注意: 以下文件需要修改兩處地方,不能拿原來配置文件直接使用
$ cat kubeadm_master01.conf
apiVersion: kubeadm.k8s.io/v1beta1
kind: InitConfiguration
localAPIEndpoint:
advertiseAddress: 192.168.71.201
bindPort: 6443
---
apiVersion: kubeadm.k8s.io/v1beta1
kind: ClusterConfiguration
kubernetesVersion: v1.16.0
controlPlaneEndpoint: "192.168.71.200:8443"
imageRepository: registry.aliyuncs.com/google_containers
apiServer:
certSANs:
- "master01"
- "master02"
- "master03"
- 192.168.71.201
- 192.168.71.202
- 192.168.71.203
- 192.168.71.200
networking:
podSubnet: "10.244.0.0/16"
serviceSubnet: "10.96.0.0/12"
certificatesDir: /etc/kubernetes/pki
clusterName: kubernetes
etcd:
local:
extraArgs:
listen-client-urls: "https://127.0.0.1:2379,https://192.168.71.201:2379"
advertise-client-urls: "https://192.168.71.201:2379"
listen-peer-urls: "https://192.168.71.201:2380"
initial-advertise-peer-urls: "https://192.168.71.201:2380"
initial-cluster: "k8s-master01=https://192.168.71.201:2380,k8s-master02=https://192.168.71.202:2380,k8s-master03=https://192.168.71.203:2380"

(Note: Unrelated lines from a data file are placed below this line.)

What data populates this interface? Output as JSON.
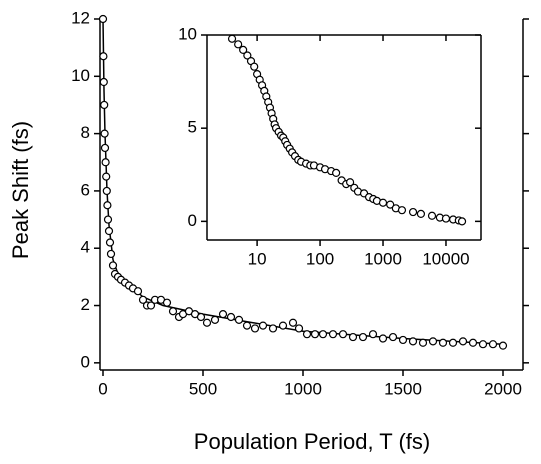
{
  "chart_data": [
    {
      "type": "scatter",
      "xlabel": "Population Period, T (fs)",
      "ylabel": "Peak Shift (fs)",
      "color": "#000000",
      "x": [
        0,
        2,
        4,
        6,
        8,
        10,
        13,
        16,
        19,
        22,
        25,
        30,
        35,
        40,
        50,
        60,
        75,
        90,
        110,
        130,
        150,
        175,
        200,
        220,
        240,
        260,
        290,
        320,
        350,
        380,
        400,
        430,
        460,
        490,
        520,
        560,
        600,
        640,
        680,
        720,
        760,
        800,
        850,
        900,
        950,
        980,
        1020,
        1060,
        1100,
        1150,
        1200,
        1250,
        1300,
        1350,
        1400,
        1450,
        1500,
        1550,
        1600,
        1650,
        1700,
        1750,
        1800,
        1850,
        1900,
        1950,
        2000
      ],
      "values": [
        12,
        10.7,
        9.8,
        9.0,
        8.0,
        7.5,
        7.0,
        6.5,
        6.0,
        5.5,
        5.0,
        4.6,
        4.2,
        3.8,
        3.4,
        3.1,
        3.0,
        2.9,
        2.8,
        2.7,
        2.6,
        2.5,
        2.2,
        2.0,
        2.0,
        2.2,
        2.2,
        2.1,
        1.8,
        1.6,
        1.7,
        1.8,
        1.7,
        1.6,
        1.4,
        1.5,
        1.7,
        1.6,
        1.5,
        1.3,
        1.2,
        1.3,
        1.2,
        1.3,
        1.4,
        1.2,
        1.0,
        1.0,
        1.0,
        1.0,
        1.0,
        0.9,
        0.9,
        1.0,
        0.85,
        0.9,
        0.8,
        0.75,
        0.7,
        0.75,
        0.7,
        0.7,
        0.75,
        0.7,
        0.65,
        0.65,
        0.6
      ],
      "line": {
        "x": [
          0,
          5,
          10,
          20,
          30,
          50,
          75,
          100,
          150,
          200,
          300,
          500,
          750,
          1000,
          1500,
          2000
        ],
        "values": [
          12,
          9.5,
          8,
          6,
          4.8,
          3.6,
          3.1,
          2.9,
          2.6,
          2.3,
          2.0,
          1.7,
          1.4,
          1.1,
          0.85,
          0.65
        ]
      },
      "xlim": [
        -15,
        2100
      ],
      "ylim": [
        -0.25,
        12
      ],
      "xticks": [
        0,
        500,
        1000,
        1500,
        2000
      ],
      "yticks": [
        0,
        2,
        4,
        6,
        8,
        10,
        12
      ]
    },
    {
      "type": "scatter",
      "xscale": "log",
      "color": "#000000",
      "x": [
        4,
        5,
        6,
        7,
        8,
        9,
        10,
        11,
        12,
        13,
        14,
        15,
        16,
        17,
        18,
        19,
        20,
        22,
        24,
        26,
        28,
        30,
        33,
        36,
        40,
        45,
        50,
        60,
        70,
        80,
        100,
        120,
        150,
        180,
        220,
        260,
        300,
        350,
        400,
        500,
        600,
        700,
        800,
        1000,
        1300,
        1600,
        2000,
        3000,
        4000,
        6000,
        8000,
        10000,
        13000,
        16000,
        18000
      ],
      "values": [
        9.8,
        9.5,
        9.2,
        8.9,
        8.6,
        8.3,
        7.9,
        7.6,
        7.3,
        7.0,
        6.7,
        6.4,
        6.1,
        5.8,
        5.5,
        5.2,
        5.0,
        4.8,
        4.6,
        4.5,
        4.3,
        4.1,
        3.9,
        3.7,
        3.5,
        3.3,
        3.2,
        3.1,
        3.0,
        3.0,
        2.9,
        2.8,
        2.7,
        2.6,
        2.2,
        2.0,
        2.1,
        1.8,
        1.6,
        1.5,
        1.3,
        1.2,
        1.1,
        1.0,
        0.9,
        0.7,
        0.6,
        0.5,
        0.4,
        0.3,
        0.2,
        0.15,
        0.1,
        0.05,
        0.0
      ],
      "xlim": [
        1.6,
        36000
      ],
      "ylim": [
        -1,
        10
      ],
      "xticks": [
        10,
        100,
        1000,
        10000
      ],
      "yticks": [
        0,
        5,
        10
      ]
    }
  ]
}
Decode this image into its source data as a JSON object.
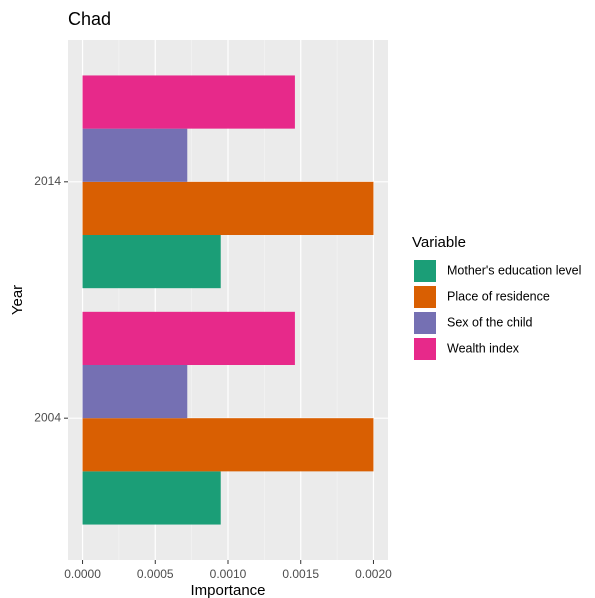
{
  "chart_data": {
    "type": "bar",
    "orientation": "horizontal",
    "title": "Chad",
    "x_label": "Importance",
    "y_label": "Year",
    "categories": [
      "2004",
      "2014"
    ],
    "series": [
      {
        "name": "Mother's education level",
        "color": "#1b9e77",
        "values": [
          0.00095,
          0.00095
        ]
      },
      {
        "name": "Place of residence",
        "color": "#d95f02",
        "values": [
          0.002,
          0.002
        ]
      },
      {
        "name": "Sex of the child",
        "color": "#7570b3",
        "values": [
          0.00072,
          0.00072
        ]
      },
      {
        "name": "Wealth index",
        "color": "#e7298a",
        "values": [
          0.00146,
          0.00146
        ]
      }
    ],
    "legend_title": "Variable",
    "xlim": [
      -0.0001,
      0.0021
    ],
    "xticks": [
      {
        "value": 0,
        "label": "0.0000"
      },
      {
        "value": 0.0005,
        "label": "0.0005"
      },
      {
        "value": 0.001,
        "label": "0.0010"
      },
      {
        "value": 0.0015,
        "label": "0.0015"
      },
      {
        "value": 0.002,
        "label": "0.0020"
      }
    ],
    "grid": true,
    "legend_position": "right"
  }
}
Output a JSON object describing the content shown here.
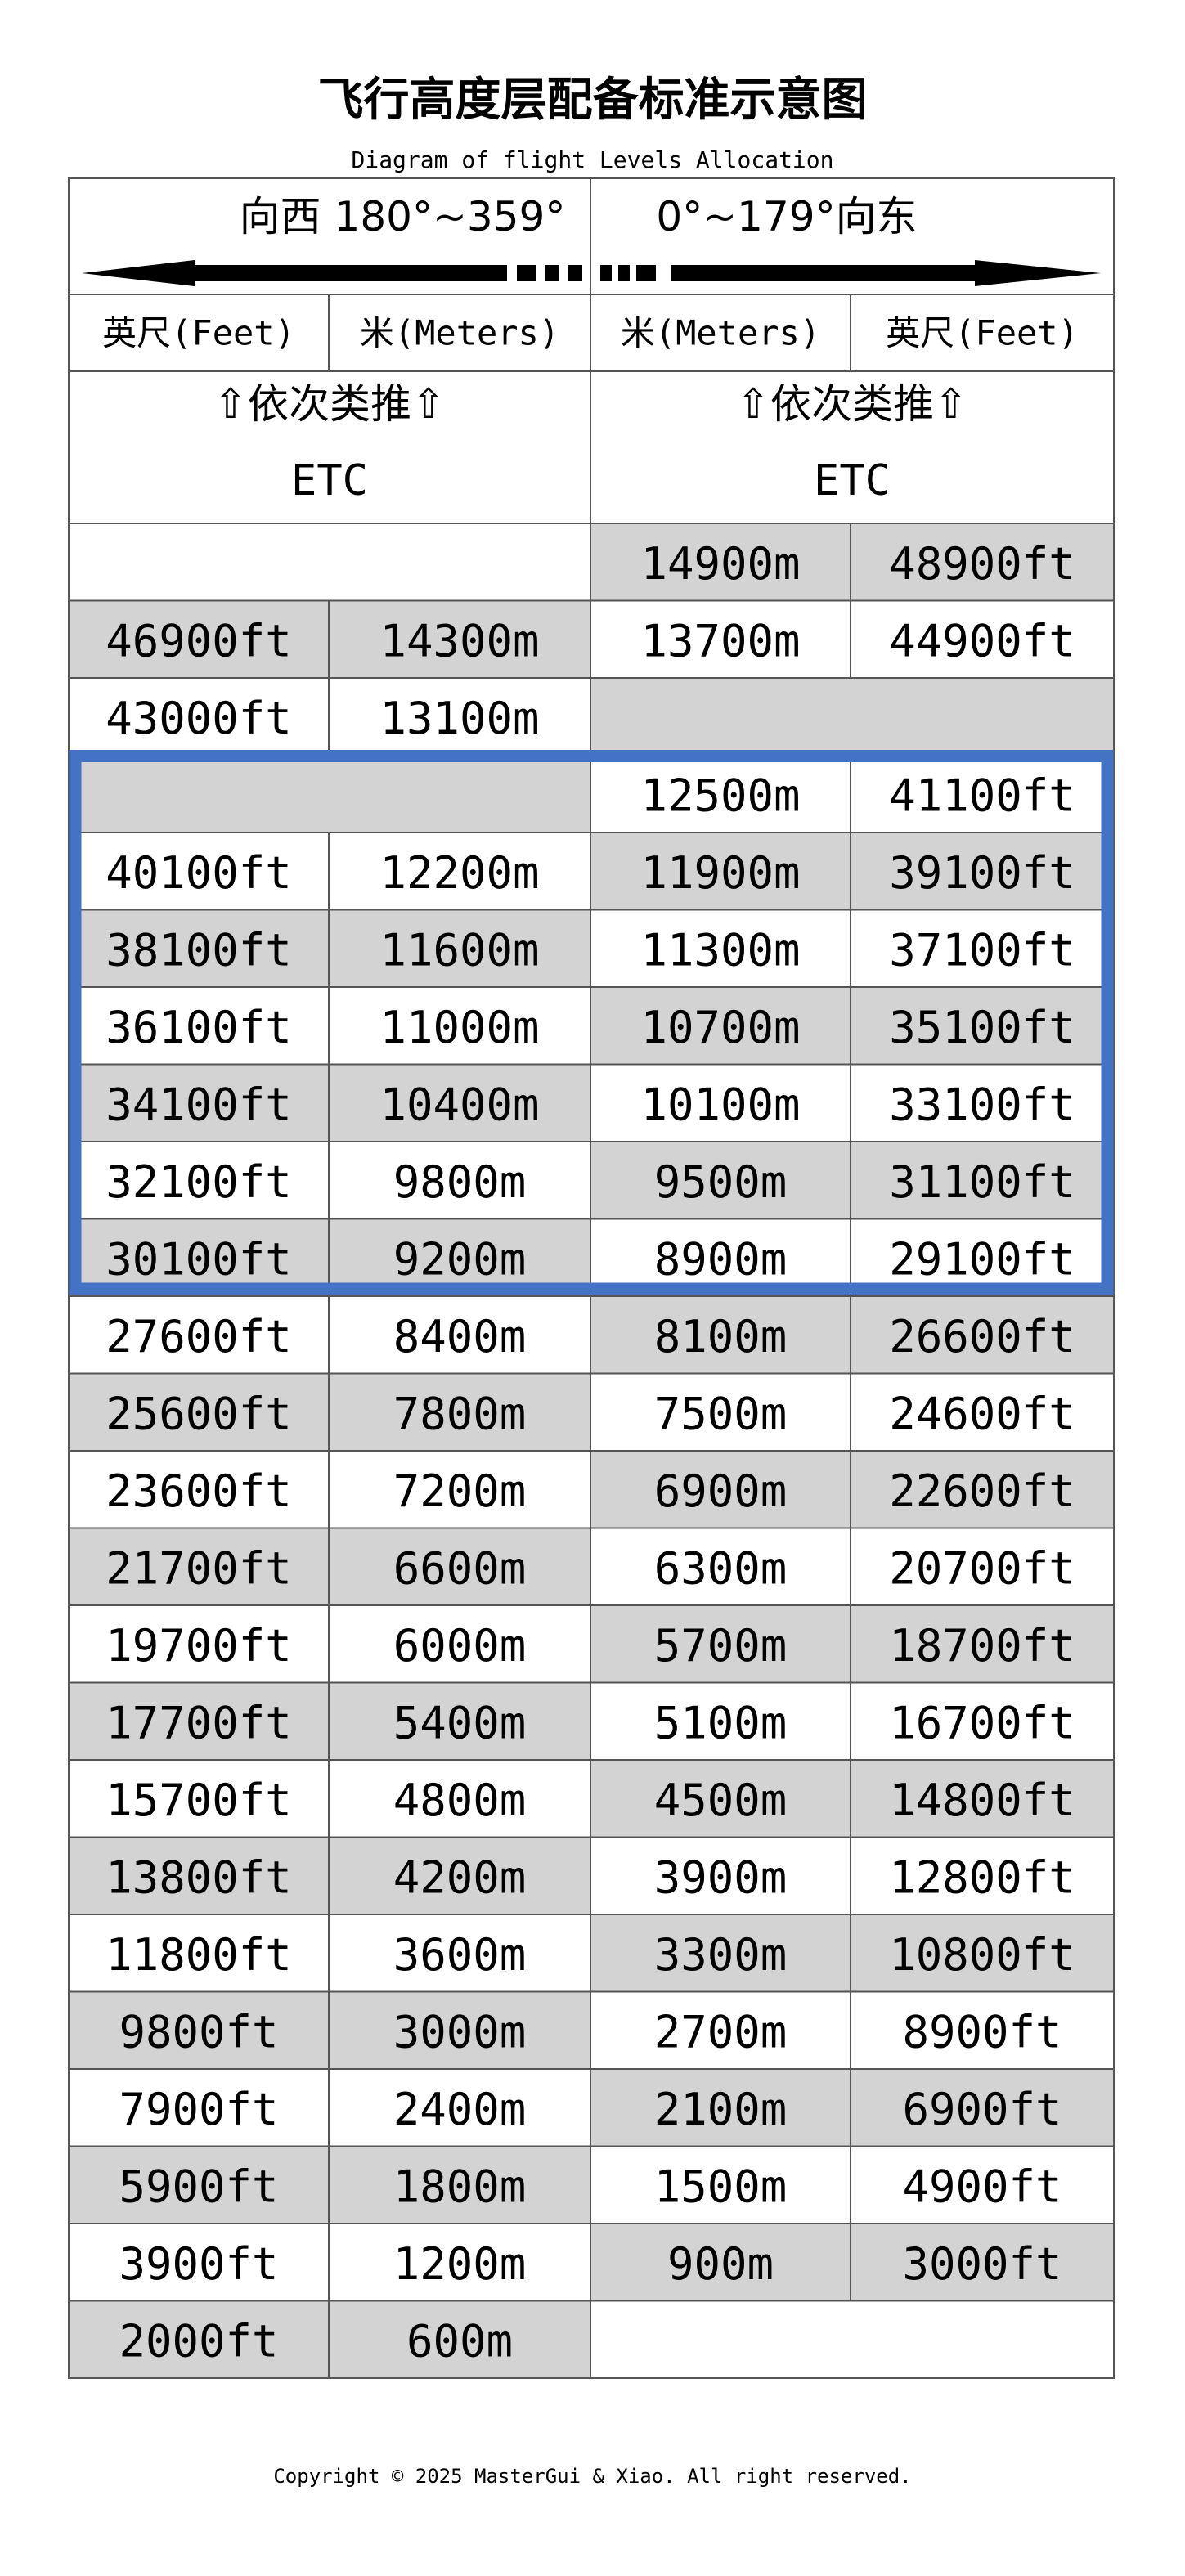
{
  "title": "飞行高度层配备标准示意图",
  "subtitle": "Diagram of flight Levels Allocation",
  "direction": {
    "west": "向西 180°~359°",
    "east": "0°~179°向东"
  },
  "headers": {
    "west_feet": "英尺(Feet)",
    "west_meters": "米(Meters)",
    "east_meters": "米(Meters)",
    "east_feet": "英尺(Feet)"
  },
  "etc": {
    "arrows_text": "⇧依次类推⇧",
    "label": "ETC"
  },
  "rows": [
    {
      "wf": "",
      "wm": "",
      "em": "14900m",
      "ef": "48900ft",
      "wshade": false,
      "eshade": true
    },
    {
      "wf": "46900ft",
      "wm": "14300m",
      "em": "13700m",
      "ef": "44900ft",
      "wshade": true,
      "eshade": false
    },
    {
      "wf": "43000ft",
      "wm": "13100m",
      "em": "",
      "ef": "",
      "wshade": false,
      "eshade": true
    },
    {
      "wf": "",
      "wm": "",
      "em": "12500m",
      "ef": "41100ft",
      "wshade": true,
      "eshade": false
    },
    {
      "wf": "40100ft",
      "wm": "12200m",
      "em": "11900m",
      "ef": "39100ft",
      "wshade": false,
      "eshade": true
    },
    {
      "wf": "38100ft",
      "wm": "11600m",
      "em": "11300m",
      "ef": "37100ft",
      "wshade": true,
      "eshade": false
    },
    {
      "wf": "36100ft",
      "wm": "11000m",
      "em": "10700m",
      "ef": "35100ft",
      "wshade": false,
      "eshade": true
    },
    {
      "wf": "34100ft",
      "wm": "10400m",
      "em": "10100m",
      "ef": "33100ft",
      "wshade": true,
      "eshade": false
    },
    {
      "wf": "32100ft",
      "wm": "9800m",
      "em": "9500m",
      "ef": "31100ft",
      "wshade": false,
      "eshade": true
    },
    {
      "wf": "30100ft",
      "wm": "9200m",
      "em": "8900m",
      "ef": "29100ft",
      "wshade": true,
      "eshade": false
    },
    {
      "wf": "27600ft",
      "wm": "8400m",
      "em": "8100m",
      "ef": "26600ft",
      "wshade": false,
      "eshade": true
    },
    {
      "wf": "25600ft",
      "wm": "7800m",
      "em": "7500m",
      "ef": "24600ft",
      "wshade": true,
      "eshade": false
    },
    {
      "wf": "23600ft",
      "wm": "7200m",
      "em": "6900m",
      "ef": "22600ft",
      "wshade": false,
      "eshade": true
    },
    {
      "wf": "21700ft",
      "wm": "6600m",
      "em": "6300m",
      "ef": "20700ft",
      "wshade": true,
      "eshade": false
    },
    {
      "wf": "19700ft",
      "wm": "6000m",
      "em": "5700m",
      "ef": "18700ft",
      "wshade": false,
      "eshade": true
    },
    {
      "wf": "17700ft",
      "wm": "5400m",
      "em": "5100m",
      "ef": "16700ft",
      "wshade": true,
      "eshade": false
    },
    {
      "wf": "15700ft",
      "wm": "4800m",
      "em": "4500m",
      "ef": "14800ft",
      "wshade": false,
      "eshade": true
    },
    {
      "wf": "13800ft",
      "wm": "4200m",
      "em": "3900m",
      "ef": "12800ft",
      "wshade": true,
      "eshade": false
    },
    {
      "wf": "11800ft",
      "wm": "3600m",
      "em": "3300m",
      "ef": "10800ft",
      "wshade": false,
      "eshade": true
    },
    {
      "wf": "9800ft",
      "wm": "3000m",
      "em": "2700m",
      "ef": "8900ft",
      "wshade": true,
      "eshade": false
    },
    {
      "wf": "7900ft",
      "wm": "2400m",
      "em": "2100m",
      "ef": "6900ft",
      "wshade": false,
      "eshade": true
    },
    {
      "wf": "5900ft",
      "wm": "1800m",
      "em": "1500m",
      "ef": "4900ft",
      "wshade": true,
      "eshade": false
    },
    {
      "wf": "3900ft",
      "wm": "1200m",
      "em": "900m",
      "ef": "3000ft",
      "wshade": false,
      "eshade": true
    },
    {
      "wf": "2000ft",
      "wm": "600m",
      "em": "",
      "ef": "",
      "wshade": true,
      "eshade": false
    }
  ],
  "highlight": {
    "first_row": 3,
    "last_row": 9,
    "color": "#4472c4"
  },
  "colors": {
    "shade": "#d3d3d3",
    "grid": "#555555"
  },
  "footer": "Copyright © 2025 MasterGui & Xiao. All right reserved."
}
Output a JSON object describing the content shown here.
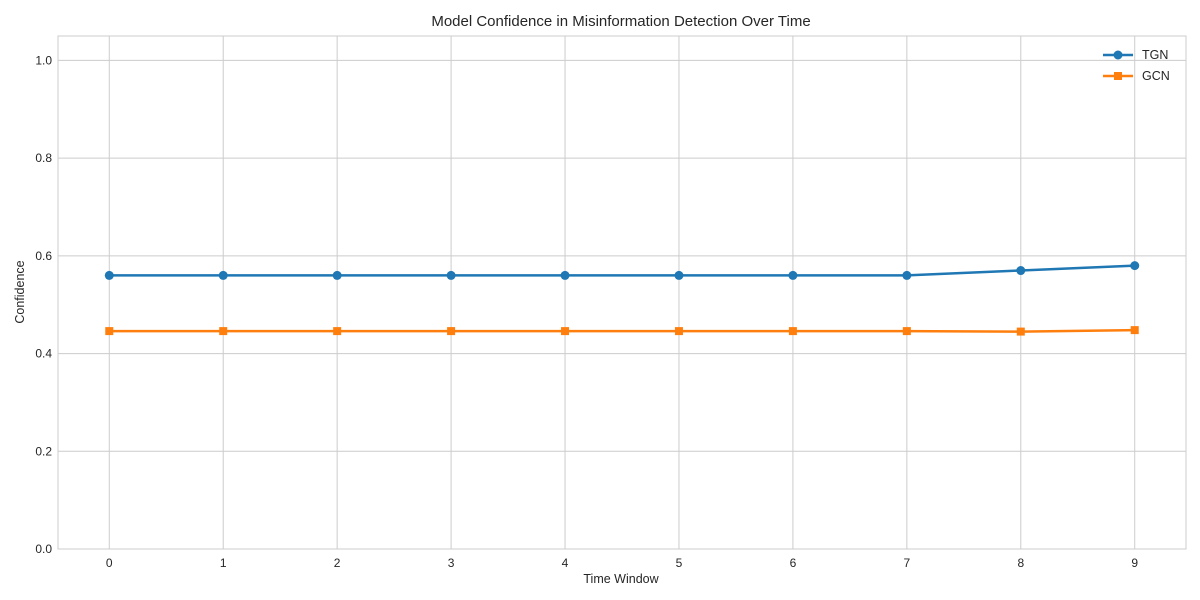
{
  "chart_data": {
    "type": "line",
    "title": "Model Confidence in Misinformation Detection Over Time",
    "xlabel": "Time Window",
    "ylabel": "Confidence",
    "x": [
      0,
      1,
      2,
      3,
      4,
      5,
      6,
      7,
      8,
      9
    ],
    "xticks": [
      "0",
      "1",
      "2",
      "3",
      "4",
      "5",
      "6",
      "7",
      "8",
      "9"
    ],
    "xlim": [
      -0.45,
      9.45
    ],
    "ylim": [
      0,
      1.05
    ],
    "yticks": [
      "0.0",
      "0.2",
      "0.4",
      "0.6",
      "0.8",
      "1.0"
    ],
    "grid": true,
    "legend_position": "top-right",
    "series": [
      {
        "name": "TGN",
        "color": "#1f77b4",
        "marker": "circle",
        "values": [
          0.56,
          0.56,
          0.56,
          0.56,
          0.56,
          0.56,
          0.56,
          0.56,
          0.57,
          0.58
        ]
      },
      {
        "name": "GCN",
        "color": "#ff7f0e",
        "marker": "square",
        "values": [
          0.446,
          0.446,
          0.446,
          0.446,
          0.446,
          0.446,
          0.446,
          0.446,
          0.445,
          0.448
        ]
      }
    ]
  }
}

# 第一處: 注意上一行需要修改,確保包括該重置節點在內的所有etcd節點的HOST=IP地址對都被列出在該配置中,不然新節點的etcd啟動失敗
initial-cluster-state: existing
# 第二處: 注意上一行需要修改,因為是集群已經存在,所以將剛開始的 new 修改為existing ,如果損壞的master 節點不是master01,那么此處將不用修改
serverCertSANs:
- master01
- 192.168.71.201
peerCertSANs:
- master01
- 192.168.71.201
---
apiVersion: kubeproxy.config.k8s.io/v1alpha1
kind: KubeProxyConfiguration
mode: ipvs
在 master01 執行:
# 配置證書
kubeadm init phase certs all --config kubeadm_master01.conf
# 配置etcd
kubeadm init phase etcd local --config kubeadm_master01.conf
# 生成kubelet配置文件
kubeadm init phase kubeconfig kubelet --config kubeadm_master01.conf
# 啟動kubelet
kubeadm init phase kubelet-start --config kubeadm_master01.conf
# 將master01的etcd加入集群
kubectl exec -n kube-system etcd-k8s-master02 -- etcdctl --ca-file /etc/kubernetes/pki/etcd/ca.crt --cert-file /etc/kubernetes/pki/etcd/peer.crt --key-file /etc/kubernetes/pki/etcd/peer.key --endpoints=https://192.168.71.202:2379 member add master1 https://192.168.71.201:2380
# 啟動 kube-apiserver、kube-controller-manager、kube-scheduler
kubeadm init phase kubeconfig all --config kubeadm_master01.conf
kubeadm init phase control-plane all --config kubeadm_master01.conf
# 將節點標記為master
kubeadm init phase mark-control-plane --config kubeadm_master01.conf
# 查看
kubectl get nodes
# 再次查看etcd 集群狀態
[root@k8s-master02 ~]# docker exec -it ${ETCD} etcdctl --endpoints https://127.0.0.1:2379 --ca-file /etc/kubernetes/pki/etcd/ca.crt --cert-file /etc/kubernetes/pki/etcd/peer.crt --key-file /etc/kubernetes/pki/etcd/peer.key cluster-health
member 858768c8e151d5d8 is healthy: got healthy result from https://192.168.71.202:2379
member c79fe8ecd577a746 is healthy: got healthy result from https://192.168.71.203:2379
member e2892a4ec808af4e is healthy: got healthy result from https://192.168.71.201:2379
cluster is healthy
正常顯示 etcd 集群,證明mater01 已修復。